# PyTorch - DirectML GPU Acceleration

In [1]:
import transformers
from transformers import AutoTokenizer, AutoModelForCausalLM, AutoModelForSequenceClassification
import torch_directml
import torch
import numpy as np

## Verify connection to GPU

In [2]:
import torch_directml
import torch

def available_gpu_torch():
    if torch.cuda.is_available():
        print("CUDA is available.")
        print("CUDA Device:", torch.cuda.get_device_name(0))
    else:
        print("CUDA not available.")

    # DirectML check
    try:
        dml_device = torch_directml.device()
        print("DirectML Device available:", dml_device)
    except:
        print("DirectML not available.")

    # Always available
    print("CPU Device:", torch.device("cpu"))


In [3]:
def manual_test_gpu():
    dml = torch_directml.device()
    x = torch.randn(5, 5).to(dml)
    print(x)


In [4]:
available_gpu_torch()
manual_test_gpu()

CUDA not available.
DirectML Device available: privateuseone:0
CPU Device: cpu
tensor([[ 0.7117,  0.0386,  1.0696, -0.7149, -2.0709],
        [-1.1531,  1.9733,  0.4399, -0.9863, -2.2153],
        [ 1.4441,  0.2210, -0.4448,  1.6996,  0.3110],
        [ 0.6144,  1.9952,  2.0291, -0.0976, -0.6362],
        [ 0.8082, -1.0828, -0.2688,  2.7290, -1.0088]],
       device='privateuseone:0')


## Inference using DirectML

In [5]:
dml = torch_directml.device()

In [6]:
dml_device = torch_directml.device()

In [7]:
from transformers import AutoTokenizer, AutoModelForSequenceClassification

# Load tokenizer
tokenizer = AutoTokenizer.from_pretrained("distilbert-base-uncased-finetuned-sst-2-english")

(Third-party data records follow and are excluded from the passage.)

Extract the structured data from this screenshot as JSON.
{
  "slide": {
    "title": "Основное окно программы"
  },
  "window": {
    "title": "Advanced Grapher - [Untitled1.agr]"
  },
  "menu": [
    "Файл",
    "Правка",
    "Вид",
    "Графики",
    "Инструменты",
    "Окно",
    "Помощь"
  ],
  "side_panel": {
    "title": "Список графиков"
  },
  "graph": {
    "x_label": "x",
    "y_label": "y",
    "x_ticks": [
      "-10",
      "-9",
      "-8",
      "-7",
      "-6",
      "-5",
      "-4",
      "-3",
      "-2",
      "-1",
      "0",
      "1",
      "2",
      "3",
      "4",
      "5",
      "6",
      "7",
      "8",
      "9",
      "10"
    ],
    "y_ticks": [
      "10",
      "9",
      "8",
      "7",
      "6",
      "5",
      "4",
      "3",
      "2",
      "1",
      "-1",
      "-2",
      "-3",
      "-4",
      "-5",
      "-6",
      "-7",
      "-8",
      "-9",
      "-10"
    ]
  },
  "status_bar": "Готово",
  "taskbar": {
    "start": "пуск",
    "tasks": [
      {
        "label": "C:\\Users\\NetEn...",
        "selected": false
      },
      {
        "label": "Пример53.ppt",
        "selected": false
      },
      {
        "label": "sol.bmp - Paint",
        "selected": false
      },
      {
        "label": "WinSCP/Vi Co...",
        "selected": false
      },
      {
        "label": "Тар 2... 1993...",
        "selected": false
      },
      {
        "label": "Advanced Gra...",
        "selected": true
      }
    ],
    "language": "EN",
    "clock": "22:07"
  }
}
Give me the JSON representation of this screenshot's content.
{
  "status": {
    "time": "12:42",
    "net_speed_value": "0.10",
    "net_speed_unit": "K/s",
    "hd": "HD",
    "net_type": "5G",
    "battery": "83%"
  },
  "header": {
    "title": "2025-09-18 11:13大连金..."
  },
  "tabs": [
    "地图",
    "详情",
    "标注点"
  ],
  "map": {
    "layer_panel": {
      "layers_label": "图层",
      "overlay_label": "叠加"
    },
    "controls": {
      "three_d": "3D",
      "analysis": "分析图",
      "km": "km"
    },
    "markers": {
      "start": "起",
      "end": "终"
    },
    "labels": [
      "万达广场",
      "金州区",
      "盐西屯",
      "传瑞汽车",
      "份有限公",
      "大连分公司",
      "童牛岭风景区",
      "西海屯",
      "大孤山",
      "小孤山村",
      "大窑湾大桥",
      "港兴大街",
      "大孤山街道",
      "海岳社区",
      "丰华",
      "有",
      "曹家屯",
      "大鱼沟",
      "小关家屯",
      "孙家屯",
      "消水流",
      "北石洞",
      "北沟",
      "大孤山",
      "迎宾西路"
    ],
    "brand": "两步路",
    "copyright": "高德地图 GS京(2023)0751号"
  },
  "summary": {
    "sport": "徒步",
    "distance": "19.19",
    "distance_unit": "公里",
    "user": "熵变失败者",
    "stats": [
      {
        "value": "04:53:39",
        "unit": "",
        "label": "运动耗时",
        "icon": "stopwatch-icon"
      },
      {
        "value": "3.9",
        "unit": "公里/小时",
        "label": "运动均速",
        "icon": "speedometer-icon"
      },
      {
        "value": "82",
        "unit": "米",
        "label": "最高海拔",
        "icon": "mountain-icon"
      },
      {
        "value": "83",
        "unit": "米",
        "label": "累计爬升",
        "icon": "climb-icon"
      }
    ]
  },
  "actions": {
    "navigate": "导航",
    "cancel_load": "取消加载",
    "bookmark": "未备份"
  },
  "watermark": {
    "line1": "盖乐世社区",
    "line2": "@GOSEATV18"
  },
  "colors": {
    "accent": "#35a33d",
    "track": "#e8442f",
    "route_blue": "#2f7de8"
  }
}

# Load model and move to DirectML device
model = AutoModelForSequenceClassification.from_pretrained("distilbert-base-uncased-finetuned-sst-2-english")
model.to(dml_device)
model.eval()

# Label mapping (often available from config)
id2label = model.config.id2label

# Prepare your input
text = "The movie was absolutely wonderful and engaging!"
inputs = tokenizer(text, return_tensors="pt", padding=True, truncation=True)

# Move input tensors to DirectML device
inputs_on_dml = {k: v.to(dml_device) for k, v in inputs.items()}

# Run inference
with torch.no_grad():
    outputs = model(**inputs_on_dml)

logits = outputs.logits.detach().to("cpu")
probs = torch.nn.functional.softmax(logits, dim=-1).squeeze().numpy()

# Get predicted class index
predicted_class_id = int(np.argmax(probs))
predicted_label = id2label[predicted_class_id]
confidence = float(probs[predicted_class_id])

# Print full response
print("Full response:")
print({
    "text": text,
    "label": predicted_label,
    "confidence": round(confidence, 3),
    "probabilities": {id2label[i]: round(float(p), 3) for i, p in enumerate(probs)}
})


Full response:
{'text': 'The movie was absolutely wonderful and engaging!', 'label': 'POSITIVE', 'confidence': 1.0, 'probabilities': {'NEGATIVE': 0.0, 'POSITIVE': 1.0}}